Мужчина за соседним столиком, не отрываясь от газеты, вынул фляжку из внутреннего кармана пиджака и щелчком открыл крышку.
– Вот это да, – Мэри О’Делл оторвалась от фотографии. – Слава богу. Какие прекрасные молодые люди. Ты себе не представляешь, какое это облегчение, что ты так хорошо устроилась. – Голос тревожный, неуверенный. Она смела крошки со стола и положила фотографию перед собой. – Я так волновалась, так старалась узнать, где ты. Я даже не знала… выжила ты или нет, сохранила ли прежнее имя. Думала: может, она там где-нибудь страдает, а я ничего не знаю.
– Все сложилось хорошо, – улыбнулась Кора. – Обо мне заботились. Меня удочерили хорошие люди.
Не совсем правда. Законной дочерью она не была. Но Кауфманы были к ней добры – вот это настоящая правда.
– Спасибо. Спасибо, что сказала. – Мэри О’Делл кивнула – видимо, ей до сих пор не верилось. Шляпка закачалась вверх-вниз. – Где-то в душе я знала, что у тебя все хорошо. Боялась за тебя, но была уверена, что пойму, если ты страдаешь. – Она усмехнулась и тронула мизинцем уголок глаза. – Даже не представляла, что ты в Канзасе, на ферме, с лошадьми и коровами.

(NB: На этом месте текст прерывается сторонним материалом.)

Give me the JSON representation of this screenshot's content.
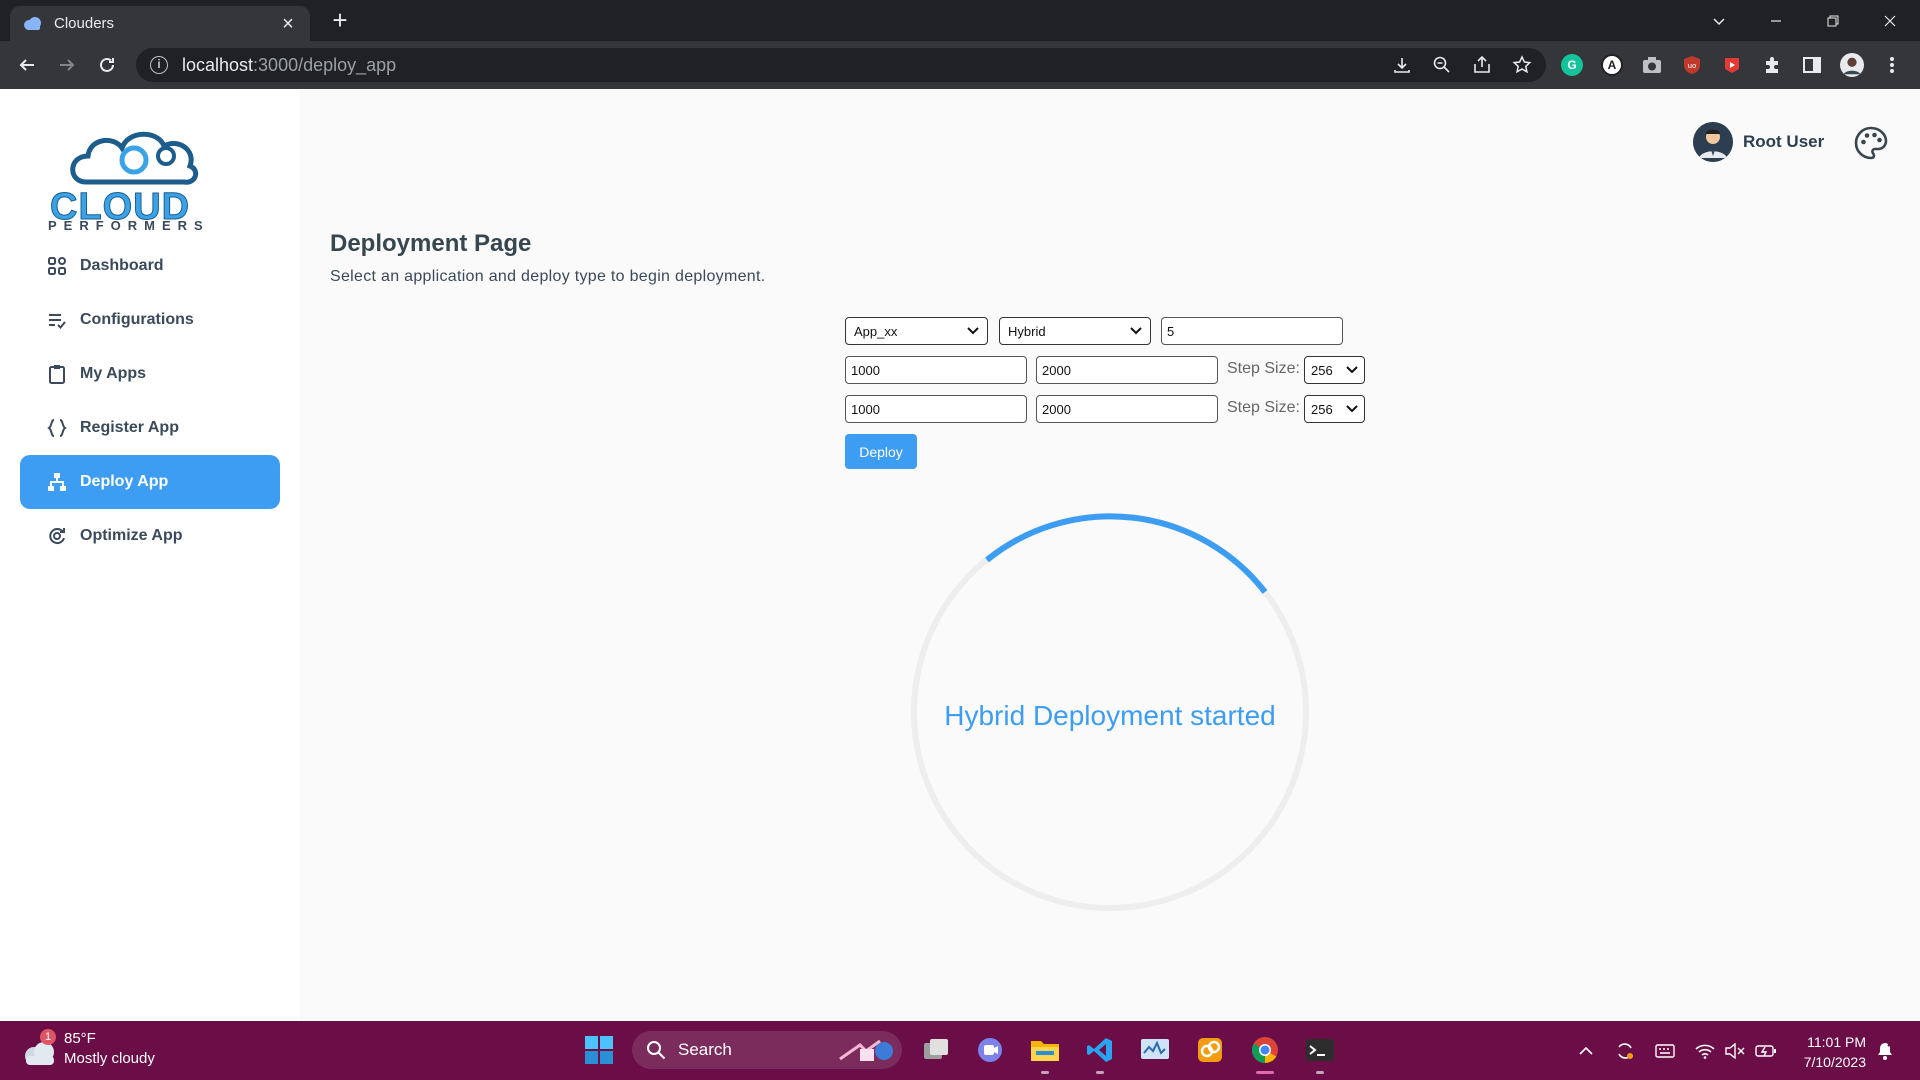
{
  "browser": {
    "tab_title": "Clouders",
    "tab_close": "×",
    "new_tab": "+",
    "url_host": "localhost",
    "url_path": ":3000/deploy_app"
  },
  "logo": {
    "main": "CLOUD",
    "sub": "PERFORMERS"
  },
  "sidebar": {
    "items": [
      {
        "label": "Dashboard",
        "icon": "dashboard-icon"
      },
      {
        "label": "Configurations",
        "icon": "configurations-icon"
      },
      {
        "label": "My Apps",
        "icon": "clipboard-icon"
      },
      {
        "label": "Register App",
        "icon": "braces-icon"
      },
      {
        "label": "Deploy App",
        "icon": "hierarchy-icon",
        "active": true
      },
      {
        "label": "Optimize App",
        "icon": "optimize-icon"
      }
    ]
  },
  "user": {
    "name": "Root User"
  },
  "page": {
    "title": "Deployment Page",
    "subtitle": "Select an application and deploy type to begin deployment."
  },
  "form": {
    "app_select": "App_xx",
    "type_select": "Hybrid",
    "count_input": "5",
    "row1_min": "1000",
    "row1_max": "2000",
    "row1_step_label": "Step Size:",
    "row1_step": "256",
    "row2_min": "1000",
    "row2_max": "2000",
    "row2_step_label": "Step Size:",
    "row2_step": "256",
    "deploy_label": "Deploy"
  },
  "status": {
    "message": "Hybrid Deployment started",
    "color": "#3d9df2"
  },
  "taskbar": {
    "weather_temp": "85°F",
    "weather_desc": "Mostly cloudy",
    "weather_badge": "1",
    "search_label": "Search",
    "time": "11:01 PM",
    "date": "7/10/2023"
  },
  "colors": {
    "accent": "#3d9df2",
    "taskbar": "#6b0d47",
    "chrome_dark": "#202124"
  }
}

Всегда думала, что ты здесь, в Нью-Йорке.
– Я тоже думала, что вы живете здесь. И удивилась, что в Массачусетсе.
Кора не могла оторвать взгляда от этих знакомых губ. Словно она не только смотрит на свою мать, а (если забыть о цвете волос) как бы прозревает саму себя: вот так я буду выглядеть лет через двадцать.
Кора кивнула на ее руку:
– Вы тоже замужем.
Мэри О’Делл кивнула и показала кольцо. Бриллиант не меньше, чем у Коры.
– Ваш муж – не мой отец? – спросила Кора. Неделикатно. Но времени мало.
Мэри О’Делл глянула на мужчину с фляжкой, потом на столик с другой стороны: две девицы с теннисными ракетками что-то ищут на карте Нью-Йорка.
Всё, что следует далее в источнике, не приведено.